Tarafların iddia ve savunmalarının değerlendirilmesi sonucunda; uyuşmazlığın davacı şirket adına gümrük/liman hizmetlerini yürüten davalılardan —— oluşan giderleri dekont etmesi sırasında gerçek giderler yanında hayali giderler yaratıp yaratmadığı, davalılardan —- iş birliği halinde davacı şirkete ödeme yapıp yaptırmadığı, bu bağlamda diğer davalı ———- iş birliği halinde olup olmadığı, buna göre, davacı şirketin zarara uğrayıp uğramadığı; eğer davacı şirket zarara uğramışsa, uğradığı zararın miktarı noktalarında toplandığı anlaşılmıştır.

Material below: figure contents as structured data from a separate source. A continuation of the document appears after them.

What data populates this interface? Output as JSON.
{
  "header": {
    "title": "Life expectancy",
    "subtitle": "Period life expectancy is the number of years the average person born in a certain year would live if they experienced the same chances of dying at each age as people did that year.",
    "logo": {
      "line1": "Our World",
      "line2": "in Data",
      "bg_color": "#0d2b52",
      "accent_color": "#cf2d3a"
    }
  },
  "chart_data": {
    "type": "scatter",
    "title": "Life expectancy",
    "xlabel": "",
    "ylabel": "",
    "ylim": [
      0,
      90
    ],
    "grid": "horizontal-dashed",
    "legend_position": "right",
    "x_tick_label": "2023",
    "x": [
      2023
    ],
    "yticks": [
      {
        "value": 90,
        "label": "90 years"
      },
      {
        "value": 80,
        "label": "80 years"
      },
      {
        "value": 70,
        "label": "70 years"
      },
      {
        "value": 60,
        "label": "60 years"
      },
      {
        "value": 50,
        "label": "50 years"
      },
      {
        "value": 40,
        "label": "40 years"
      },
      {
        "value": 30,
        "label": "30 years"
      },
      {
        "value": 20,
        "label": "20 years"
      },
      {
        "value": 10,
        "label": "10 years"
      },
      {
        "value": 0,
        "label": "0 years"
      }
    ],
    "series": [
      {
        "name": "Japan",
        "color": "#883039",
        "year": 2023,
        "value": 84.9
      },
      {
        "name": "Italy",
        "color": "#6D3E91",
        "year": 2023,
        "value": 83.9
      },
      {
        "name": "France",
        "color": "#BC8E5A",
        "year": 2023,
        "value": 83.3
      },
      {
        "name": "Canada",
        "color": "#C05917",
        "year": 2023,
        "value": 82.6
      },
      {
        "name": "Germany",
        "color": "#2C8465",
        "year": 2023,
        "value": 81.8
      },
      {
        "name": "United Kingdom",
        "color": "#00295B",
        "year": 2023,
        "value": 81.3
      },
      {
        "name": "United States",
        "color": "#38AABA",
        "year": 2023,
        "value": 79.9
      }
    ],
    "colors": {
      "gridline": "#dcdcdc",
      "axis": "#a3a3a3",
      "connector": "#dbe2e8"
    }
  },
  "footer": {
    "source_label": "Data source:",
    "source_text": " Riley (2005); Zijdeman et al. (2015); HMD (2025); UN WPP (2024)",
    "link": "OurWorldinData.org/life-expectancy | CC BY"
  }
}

Görev yönünden yapılan incelemede; davalı ——-yönünden haksız fiil eylemleri iş akdi içinde gerçekleştiğinden davada onun yönünden İş mahkemeleri görevli ise de, müteselsil sorumluluğa göre her 3 davalı için dava açıldığı, diğer davalılar yönünden mahkememizin görevli olduğu ve mahkememizin de—- mahkemesi olması nedeniyle davalı ———-dosya tefrik edilmemiş ve dava mahkememizce görülmüştür.Dosyada mübrez bilirkişi heyet raporunda özetle; Davacı kayıtları incelendiğinde gerçek bir hizmet ilişkisi olmadan davalı—- şirketi tarafından düzenlenen Borç Dekontlarının davacı şirket çalışanı —– bilgisi ve kontrolünde davacı kayıtlarına girildiği, Davacı şirket adına davalı —- şirketine ödeme yapan diğer davalı —- yaptığı ödemelerin izaha muhtaç olduğu, Sayın Mahkemenizin takdirinde olmak üzere —— gerçek hizmet ilişkisi olmadan davacı adına düzenlenen borç dekontlarını onaylayarak, davacı şirketin ödeme yapmasına neden olup zarara uğramasından sorumlu kabul edilebileceği, Davalı—– gerçek hizmet ilişkisi olmadan davacı adına borç dekontu düzenleyip davacı şirketin zarara uğramasından sorumlu olduğu kabul edilebileceği , Davalı —- diğer davalı ——-davacı adına aldığı ödemelerin izahı yapılamadığında davacının uğramış olduğu/zarardan sorumlu olabileceği yönündeki kanaatleri bildirmişlerdir. Mahkememizin 19/02/2020 tarihli duruşmasında verilen ara karar uyarınca; tarafların itirazları da karşılanacak şekilde dosyanın ek rapor için önceki bilirkişi heyetine tevdine karar verilmiştir.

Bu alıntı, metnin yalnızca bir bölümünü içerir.